Cowlitz County last year lost, then recovered, about $184,000 in county funds to a phishing scheme in which someone provided a fraudulent bank account for a public works contractor, according to a separate accountability audit. The county also paid $21,000 to a vendor who reportedly never delivered on their agreed services.
Poor said the county has since worked to introduce new cybersecurity training for staff and account verification practices.
Sadie Armijo, director of State Audit and Special Investigations at SAO, said security and verification around electronic payments will continue to be a focus for both auditors and local officials as they continue spending down federal aid. She noted the details that governments must share about their project bids can sometimes leave them more vulnerable to scams that impersonate vendors or contractors.

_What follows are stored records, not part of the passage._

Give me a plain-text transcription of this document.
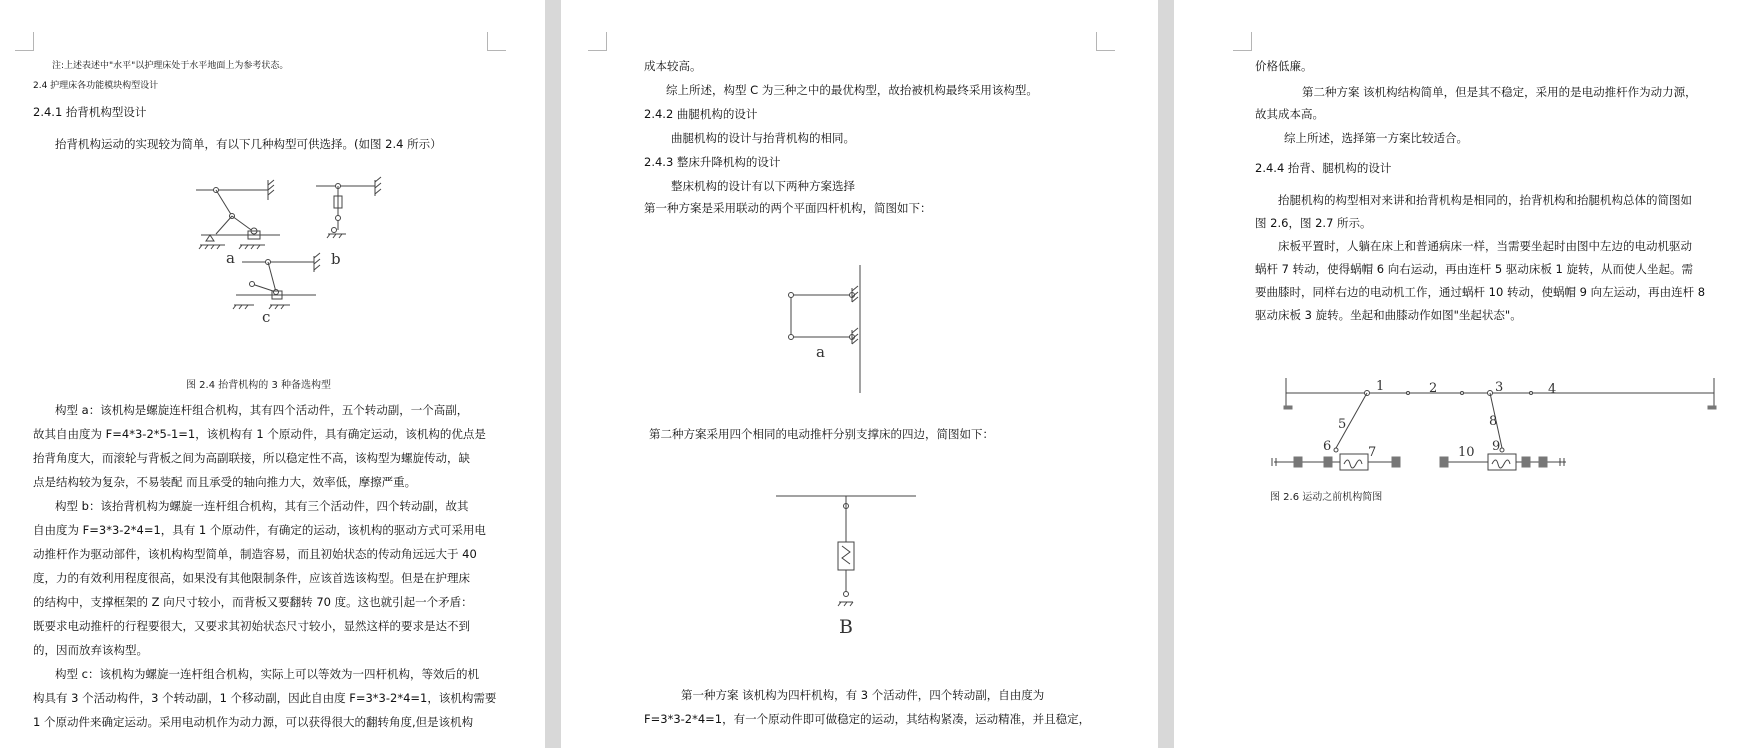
注:上述表述中"水平"以护理床处于水平地面上为参考状态。
2.4 护理床各功能模块构型设计
2.4.1 抬背机构型设计
抬背机构运动的实现较为简单，有以下几种构型可供选择。(如图 2.4 所示）
a	b
c
图 2.4 抬背机构的 3 种备选构型
构型 a：该机构是螺旋连杆组合机构，其有四个活动件，五个转动副，一个高副，
故其自由度为 F=4*3-2*5-1=1，该机构有 1 个原动件，具有确定运动，该机构的优点是
抬背角度大，而滚轮与背板之间为高副联接，所以稳定性不高，该构型为螺旋传动，缺
点是结构较为复杂，不易装配 而且承受的轴向推力大，效率低，摩擦严重。
构型 b：该抬背机构为螺旋一连杆组合机构，其有三个活动件，四个转动副，故其
自由度为 F=3*3-2*4=1，具有 1 个原动件，有确定的运动，该机构的驱动方式可采用电
动推杆作为驱动部件，该机构构型简单，制造容易，而且初始状态的传动角远远大于 40
度，力的有效利用程度很高，如果没有其他限制条件，应该首选该构型。但是在护理床
的结构中，支撑框架的 Z 向尺寸较小，而背板又要翻转 70 度。这也就引起一个矛盾：
既要求电动推杆的行程要很大，又要求其初始状态尺寸较小，显然这样的要求是达不到
的，因而放弃该构型。
构型 c：该机构为螺旋一连杆组合机构，实际上可以等效为一四杆机构，等效后的机
构具有 3 个活动构件，3 个转动副，1 个移动副，因此自由度 F=3*3-2*4=1，该机构需要
1 个原动件来确定运动。采用电动机作为动力源，可以获得很大的翻转角度,但是该机构
成本较高。
综上所述，构型 C 为三种之中的最优构型，故抬被机构最终采用该构型。
2.4.2 曲腿机构的设计
曲腿机构的设计与抬背机构的相同。
2.4.3 整床升降机构的设计
整床机构的设计有以下两种方案选择
第一种方案是采用联动的两个平面四杆机构，简图如下：
a
第二种方案采用四个相同的电动推杆分别支撑床的四边，简图如下：
B
第一种方案 该机构为四杆机构，有 3 个活动件，四个转动副，自由度为
F=3*3-2*4=1，有一个原动件即可做稳定的运动，其结构紧凑，运动精准，并且稳定，
价格低廉。
第二种方案 该机构结构简单，但是其不稳定，采用的是电动推杆作为动力源，
故其成本高。
综上所述，选择第一方案比较适合。
2.4.4 抬背、腿机构的设计
抬腿机构的构型相对来讲和抬背机构是相同的，抬背机构和抬腿机构总体的简图如
图 2.6，图 2.7 所示。
床板平置时，人躺在床上和普通病床一样，当需要坐起时由图中左边的电动机驱动
蜗杆 7 转动，使得蜗帽 6 向右运动，再由连杆 5 驱动床板 1 旋转，从而使人坐起。需
要曲膝时，同样右边的电动机工作，通过蜗杆 10 转动，使蜗帽 9 向左运动，再由连杆 8
驱动床板 3 旋转。坐起和曲膝动作如图"坐起状态"。
1	2	3	4
5
6	7
8
9
10
图 2.6 运动之前机构简图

“You have to be very deliberate and very cautious,” she said.
Find tools and resources in Crosscut’s Follow the Funds guide to track down federal recovery spending in your community.
Johnson with the Washington State Association of Counties said local leaders value the work of auditors, and they hope to continue partnering with them to make sure the public’s money is spent wisely. He said he expects local governments to need guidance on how they can commit or adjust remaining American Rescue Plan dollars as deadlines approach in 2024 and 2026.
“They are highly committed to the accountability of these resources,” he said. “We want this money to go to legitimate uses.”
State and local officials came together in Walla Walla this week for a county auditors conference to discuss ongoing challenges with accounting for public funding including federal COVID-19 relief money. Martin, the local county auditor, said she believes her office will be better equipped to address audit concerns now that they have been through a couple cycles of federal relief.
“We learn from all of these audits all the time,” she said. “The departments take them seriously.”
Collins at the State Auditor’s Office expected similar improvements in future audits.
“It should be better,” she said. “They should have the knowledge now.”